Other global insurers have recently backed away from underwriting maritime trade activity in the Gulf due to increased risks associated with the conflict. This has led to disruptions in oil shipments, resulting in higher oil prices and increased costs at the gas pump.
The DFC, established in 2019 to support global investment projects, will now play a critical role in insuring ships traveling through the Gulf. The agency’s investments range from small-scale projects to multi-billion-dollar initiatives, focusing on sectors such as energy, healthcare, infrastructure, and technology.
What is the U.S. International Development Finance Corporation?
The DFC, a government agency formed to bring private capital to developing nations, provides funding, insurance, and debt financing to support various projects around the world. Historically, the agency has supported low-income countries where capital is limited.

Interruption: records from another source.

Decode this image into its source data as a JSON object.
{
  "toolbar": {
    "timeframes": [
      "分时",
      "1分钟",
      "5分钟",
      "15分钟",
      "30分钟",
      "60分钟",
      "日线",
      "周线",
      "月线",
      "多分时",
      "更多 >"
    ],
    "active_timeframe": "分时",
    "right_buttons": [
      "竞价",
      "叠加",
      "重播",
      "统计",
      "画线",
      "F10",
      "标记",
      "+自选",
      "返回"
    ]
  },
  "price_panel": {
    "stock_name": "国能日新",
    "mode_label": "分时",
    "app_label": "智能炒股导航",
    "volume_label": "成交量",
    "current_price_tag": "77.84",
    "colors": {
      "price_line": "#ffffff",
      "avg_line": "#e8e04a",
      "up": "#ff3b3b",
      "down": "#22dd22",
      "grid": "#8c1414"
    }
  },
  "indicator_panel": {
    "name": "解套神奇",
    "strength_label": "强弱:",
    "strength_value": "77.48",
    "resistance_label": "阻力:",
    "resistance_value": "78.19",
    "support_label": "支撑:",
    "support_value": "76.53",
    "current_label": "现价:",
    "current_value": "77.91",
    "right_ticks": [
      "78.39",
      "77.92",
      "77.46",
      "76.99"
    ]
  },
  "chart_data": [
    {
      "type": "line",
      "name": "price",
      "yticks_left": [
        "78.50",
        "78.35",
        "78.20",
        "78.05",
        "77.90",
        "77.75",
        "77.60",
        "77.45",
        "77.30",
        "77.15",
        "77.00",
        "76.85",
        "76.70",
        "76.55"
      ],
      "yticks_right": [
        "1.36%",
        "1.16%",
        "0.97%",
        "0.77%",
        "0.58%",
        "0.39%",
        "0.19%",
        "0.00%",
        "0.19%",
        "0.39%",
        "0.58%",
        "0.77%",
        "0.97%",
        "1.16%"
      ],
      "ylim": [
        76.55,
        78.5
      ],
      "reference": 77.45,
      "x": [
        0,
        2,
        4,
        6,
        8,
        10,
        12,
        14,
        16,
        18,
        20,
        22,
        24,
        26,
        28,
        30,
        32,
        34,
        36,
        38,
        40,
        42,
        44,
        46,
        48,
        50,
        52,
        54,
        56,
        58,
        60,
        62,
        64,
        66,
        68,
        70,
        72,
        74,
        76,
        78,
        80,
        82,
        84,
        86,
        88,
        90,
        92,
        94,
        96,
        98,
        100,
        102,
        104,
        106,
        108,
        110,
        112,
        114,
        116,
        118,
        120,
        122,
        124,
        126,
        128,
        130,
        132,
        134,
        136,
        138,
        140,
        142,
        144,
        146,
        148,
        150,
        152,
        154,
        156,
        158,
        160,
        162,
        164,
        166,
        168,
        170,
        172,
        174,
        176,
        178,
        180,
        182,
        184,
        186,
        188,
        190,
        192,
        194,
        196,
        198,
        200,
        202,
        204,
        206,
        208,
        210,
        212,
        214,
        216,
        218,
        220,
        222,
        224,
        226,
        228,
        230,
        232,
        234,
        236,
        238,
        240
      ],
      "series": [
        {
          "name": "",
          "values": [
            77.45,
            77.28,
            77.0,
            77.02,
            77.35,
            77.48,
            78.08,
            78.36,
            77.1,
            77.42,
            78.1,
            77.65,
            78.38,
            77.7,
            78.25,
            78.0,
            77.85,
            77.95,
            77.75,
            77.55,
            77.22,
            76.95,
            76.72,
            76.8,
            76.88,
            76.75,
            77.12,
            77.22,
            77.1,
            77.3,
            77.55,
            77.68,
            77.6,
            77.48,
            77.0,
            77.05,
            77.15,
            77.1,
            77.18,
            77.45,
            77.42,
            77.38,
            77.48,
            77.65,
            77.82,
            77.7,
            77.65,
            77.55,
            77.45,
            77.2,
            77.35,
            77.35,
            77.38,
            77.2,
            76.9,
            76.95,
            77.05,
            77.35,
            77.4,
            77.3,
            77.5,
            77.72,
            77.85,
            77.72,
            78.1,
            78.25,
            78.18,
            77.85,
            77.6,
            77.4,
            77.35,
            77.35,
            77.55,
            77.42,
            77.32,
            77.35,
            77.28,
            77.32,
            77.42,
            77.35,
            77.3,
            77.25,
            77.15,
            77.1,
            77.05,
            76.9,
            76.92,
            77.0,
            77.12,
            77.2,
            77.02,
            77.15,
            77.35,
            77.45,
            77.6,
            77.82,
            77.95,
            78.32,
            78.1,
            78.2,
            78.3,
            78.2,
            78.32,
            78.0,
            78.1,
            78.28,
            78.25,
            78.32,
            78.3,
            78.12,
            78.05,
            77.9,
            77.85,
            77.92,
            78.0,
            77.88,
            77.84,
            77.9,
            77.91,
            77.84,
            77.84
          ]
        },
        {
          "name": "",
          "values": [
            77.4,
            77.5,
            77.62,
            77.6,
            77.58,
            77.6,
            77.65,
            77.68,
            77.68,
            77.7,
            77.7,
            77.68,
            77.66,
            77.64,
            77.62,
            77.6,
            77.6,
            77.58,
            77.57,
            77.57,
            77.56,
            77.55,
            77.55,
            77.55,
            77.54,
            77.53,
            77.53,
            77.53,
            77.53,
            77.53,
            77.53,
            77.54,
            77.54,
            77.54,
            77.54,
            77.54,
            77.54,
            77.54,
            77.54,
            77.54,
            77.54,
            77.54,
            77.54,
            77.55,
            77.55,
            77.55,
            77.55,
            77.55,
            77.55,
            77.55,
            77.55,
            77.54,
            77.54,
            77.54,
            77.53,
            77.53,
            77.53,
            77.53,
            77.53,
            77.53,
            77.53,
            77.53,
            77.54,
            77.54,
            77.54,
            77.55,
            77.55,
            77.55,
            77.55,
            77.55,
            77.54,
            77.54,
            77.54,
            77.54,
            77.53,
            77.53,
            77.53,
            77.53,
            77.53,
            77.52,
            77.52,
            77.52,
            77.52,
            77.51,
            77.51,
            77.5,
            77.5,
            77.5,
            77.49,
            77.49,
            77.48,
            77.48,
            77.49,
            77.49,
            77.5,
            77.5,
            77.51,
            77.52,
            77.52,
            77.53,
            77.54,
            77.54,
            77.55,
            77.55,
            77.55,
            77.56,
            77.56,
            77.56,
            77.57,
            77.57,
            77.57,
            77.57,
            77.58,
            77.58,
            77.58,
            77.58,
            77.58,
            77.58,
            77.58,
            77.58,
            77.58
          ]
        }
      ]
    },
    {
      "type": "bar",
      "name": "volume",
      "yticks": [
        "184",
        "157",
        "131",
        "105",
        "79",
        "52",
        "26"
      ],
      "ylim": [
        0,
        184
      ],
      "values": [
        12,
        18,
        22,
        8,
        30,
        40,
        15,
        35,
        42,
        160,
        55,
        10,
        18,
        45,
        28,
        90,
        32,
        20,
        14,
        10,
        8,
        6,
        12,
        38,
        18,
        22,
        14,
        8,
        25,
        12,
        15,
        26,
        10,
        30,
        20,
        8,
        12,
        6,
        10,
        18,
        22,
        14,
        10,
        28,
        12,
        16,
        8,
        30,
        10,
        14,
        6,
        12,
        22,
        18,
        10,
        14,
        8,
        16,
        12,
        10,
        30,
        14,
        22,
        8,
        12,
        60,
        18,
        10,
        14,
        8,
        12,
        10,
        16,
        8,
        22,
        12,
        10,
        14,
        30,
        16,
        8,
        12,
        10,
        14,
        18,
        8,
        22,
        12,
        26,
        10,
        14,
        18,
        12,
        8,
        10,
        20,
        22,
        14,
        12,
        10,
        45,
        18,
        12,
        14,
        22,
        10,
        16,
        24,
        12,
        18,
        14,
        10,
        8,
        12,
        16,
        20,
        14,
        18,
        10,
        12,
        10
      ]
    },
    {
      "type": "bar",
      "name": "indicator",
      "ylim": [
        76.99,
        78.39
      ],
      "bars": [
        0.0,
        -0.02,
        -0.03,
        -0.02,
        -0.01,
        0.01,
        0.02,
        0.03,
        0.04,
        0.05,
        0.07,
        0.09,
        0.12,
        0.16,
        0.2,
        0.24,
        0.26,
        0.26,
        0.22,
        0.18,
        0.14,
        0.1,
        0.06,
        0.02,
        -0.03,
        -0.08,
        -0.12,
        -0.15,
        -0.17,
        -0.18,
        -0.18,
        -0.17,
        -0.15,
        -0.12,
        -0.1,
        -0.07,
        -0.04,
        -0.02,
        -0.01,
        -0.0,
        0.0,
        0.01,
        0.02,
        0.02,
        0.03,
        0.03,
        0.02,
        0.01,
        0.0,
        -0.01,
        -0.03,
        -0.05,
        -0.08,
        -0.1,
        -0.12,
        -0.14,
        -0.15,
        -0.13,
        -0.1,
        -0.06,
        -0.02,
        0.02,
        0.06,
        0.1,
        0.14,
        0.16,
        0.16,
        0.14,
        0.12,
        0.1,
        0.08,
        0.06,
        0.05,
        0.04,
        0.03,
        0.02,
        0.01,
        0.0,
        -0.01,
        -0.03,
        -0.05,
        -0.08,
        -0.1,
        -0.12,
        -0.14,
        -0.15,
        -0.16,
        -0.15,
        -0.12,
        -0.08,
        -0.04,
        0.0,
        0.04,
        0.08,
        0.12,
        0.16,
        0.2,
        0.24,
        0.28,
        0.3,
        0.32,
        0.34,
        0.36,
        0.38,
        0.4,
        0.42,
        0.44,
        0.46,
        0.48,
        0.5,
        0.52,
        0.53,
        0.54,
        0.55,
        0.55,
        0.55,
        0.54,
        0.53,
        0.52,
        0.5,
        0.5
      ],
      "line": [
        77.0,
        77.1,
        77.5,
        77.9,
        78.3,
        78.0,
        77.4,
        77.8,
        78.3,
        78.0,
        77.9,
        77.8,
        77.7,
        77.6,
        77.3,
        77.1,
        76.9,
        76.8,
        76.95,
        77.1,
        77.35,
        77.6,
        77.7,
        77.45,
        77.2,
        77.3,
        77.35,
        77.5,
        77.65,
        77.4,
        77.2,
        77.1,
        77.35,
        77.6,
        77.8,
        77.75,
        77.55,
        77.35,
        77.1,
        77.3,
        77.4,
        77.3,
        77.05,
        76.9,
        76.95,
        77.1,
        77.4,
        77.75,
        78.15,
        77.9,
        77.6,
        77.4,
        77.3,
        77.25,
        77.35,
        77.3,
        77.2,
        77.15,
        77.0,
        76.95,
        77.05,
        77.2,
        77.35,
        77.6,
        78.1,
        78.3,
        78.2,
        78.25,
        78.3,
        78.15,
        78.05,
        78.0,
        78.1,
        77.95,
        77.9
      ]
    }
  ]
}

Recently, the DFC announced that it would underwrite policies for ships navigating through the Gulf to minimize market disruptions and ensure the stability of international commerce during the conflict with Iran.
What is political risk insurance?
Political risk insurance, a key offering of the DFC, protects against asset and income losses resulting from war and hostile actions by national and international forces. While the agency has primarily used this insurance for debt-for-nature swaps in the past, its current focus on maritime trade marks a significant shift in its operations.
Cost and implications for American taxpayers
The cost of underwriting policies for ships in the Middle East remains undisclosed, but given the high risks involved, it could potentially exhaust the agency’s statutory risk exposure. If there are payouts for damaged ships in the Gulf, American taxpayers may be liable for significant financial burdens.
As the DFC steps in to ensure the safe passage of ships through the Persian Gulf, the implications for American taxpayers and the broader geopolitical landscape remain uncertain. The agency’s involvement in insuring maritime trade during times of conflict raises questions about the extent of its role and the potential costs involved.
Overall, the DFC’s decision to provide political risk insurance for ships in the Gulf reflects the complex interplay between economic interests, national security concerns, and the need to maintain global energy supplies in the face of escalating geopolitical tensions.